Dalam ilmu manajemen, kisah Pygmalion bertansformasi menjadi Pygmalion Effect, atau Self Fulfilling Prophecy, adalah sebuah situasi ketika kita mengharapkan yang terbaik dari diri kita sendiri atau dari bawahan kita maka sering kita akan mendapatkan yang terbaik itu. Sebab, kekuatan pengharapan (the power of expectation) membuat semua orang akan berbuat sebaik mungkin untuk dapat mencapai harapan itu.  

Aktualisasi Pygmalion Effect dalam diri seorang widyaiswara dan proses pembelajaran Diklatpim adalah bahwa seorang widyaiswara harus mengubah orientasinya mendapatkan “JP” (jam pelajaran) dan honorarium, menjadi orientasi berbagi, memberi, membenahi kinerja peserta, serta mencerdaskan kehidupan bangsa.
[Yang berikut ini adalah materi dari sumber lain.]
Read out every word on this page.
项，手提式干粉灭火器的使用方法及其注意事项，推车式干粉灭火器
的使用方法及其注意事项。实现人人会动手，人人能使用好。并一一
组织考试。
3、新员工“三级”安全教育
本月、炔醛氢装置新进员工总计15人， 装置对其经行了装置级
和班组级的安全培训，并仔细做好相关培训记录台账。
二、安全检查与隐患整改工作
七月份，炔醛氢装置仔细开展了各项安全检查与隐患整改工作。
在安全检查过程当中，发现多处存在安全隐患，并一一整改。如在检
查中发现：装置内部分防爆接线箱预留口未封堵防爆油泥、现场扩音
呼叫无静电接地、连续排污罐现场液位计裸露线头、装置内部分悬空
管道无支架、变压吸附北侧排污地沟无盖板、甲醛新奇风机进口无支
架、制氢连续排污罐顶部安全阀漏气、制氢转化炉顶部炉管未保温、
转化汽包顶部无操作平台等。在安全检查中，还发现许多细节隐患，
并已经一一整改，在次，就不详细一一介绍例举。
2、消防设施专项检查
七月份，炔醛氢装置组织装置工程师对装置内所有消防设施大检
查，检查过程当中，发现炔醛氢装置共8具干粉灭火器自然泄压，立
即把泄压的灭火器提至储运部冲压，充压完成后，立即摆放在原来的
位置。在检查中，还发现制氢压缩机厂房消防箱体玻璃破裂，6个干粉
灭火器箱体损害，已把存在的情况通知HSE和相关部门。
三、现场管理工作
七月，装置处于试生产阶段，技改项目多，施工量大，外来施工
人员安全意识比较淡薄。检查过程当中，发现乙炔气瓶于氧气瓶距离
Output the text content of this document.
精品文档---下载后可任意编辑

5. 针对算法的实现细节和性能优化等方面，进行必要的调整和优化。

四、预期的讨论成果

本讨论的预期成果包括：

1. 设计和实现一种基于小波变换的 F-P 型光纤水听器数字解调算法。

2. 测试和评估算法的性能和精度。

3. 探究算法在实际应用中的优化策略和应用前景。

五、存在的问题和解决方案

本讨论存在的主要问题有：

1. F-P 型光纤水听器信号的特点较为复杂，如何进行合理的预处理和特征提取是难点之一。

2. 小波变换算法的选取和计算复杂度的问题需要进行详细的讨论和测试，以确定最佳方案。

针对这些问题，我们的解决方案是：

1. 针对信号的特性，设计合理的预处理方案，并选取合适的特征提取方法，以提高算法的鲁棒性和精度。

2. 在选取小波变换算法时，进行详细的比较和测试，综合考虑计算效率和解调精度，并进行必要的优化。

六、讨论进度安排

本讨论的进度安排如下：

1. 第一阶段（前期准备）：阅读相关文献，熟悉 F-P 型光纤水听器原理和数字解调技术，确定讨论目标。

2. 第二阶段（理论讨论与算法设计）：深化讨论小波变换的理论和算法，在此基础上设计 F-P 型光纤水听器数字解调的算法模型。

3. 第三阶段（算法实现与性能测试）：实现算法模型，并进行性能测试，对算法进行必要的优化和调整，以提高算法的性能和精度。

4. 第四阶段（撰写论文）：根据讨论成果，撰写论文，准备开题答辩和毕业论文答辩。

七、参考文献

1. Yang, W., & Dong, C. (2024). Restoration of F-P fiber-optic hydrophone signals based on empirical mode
Seorang widyaiswara harus memiliki pengharapan yang besar bahwa apa yang diberikan akan berkontribusi positif terhadap reformasi di lingkungan organisasi masing-masing peserta. Namun jika pengharapan ini tidak disertai dengan kapasitas keilmuan yang mumpuni, bagaimana dia bisa berharap akan khasiat the power of expectation tadi?  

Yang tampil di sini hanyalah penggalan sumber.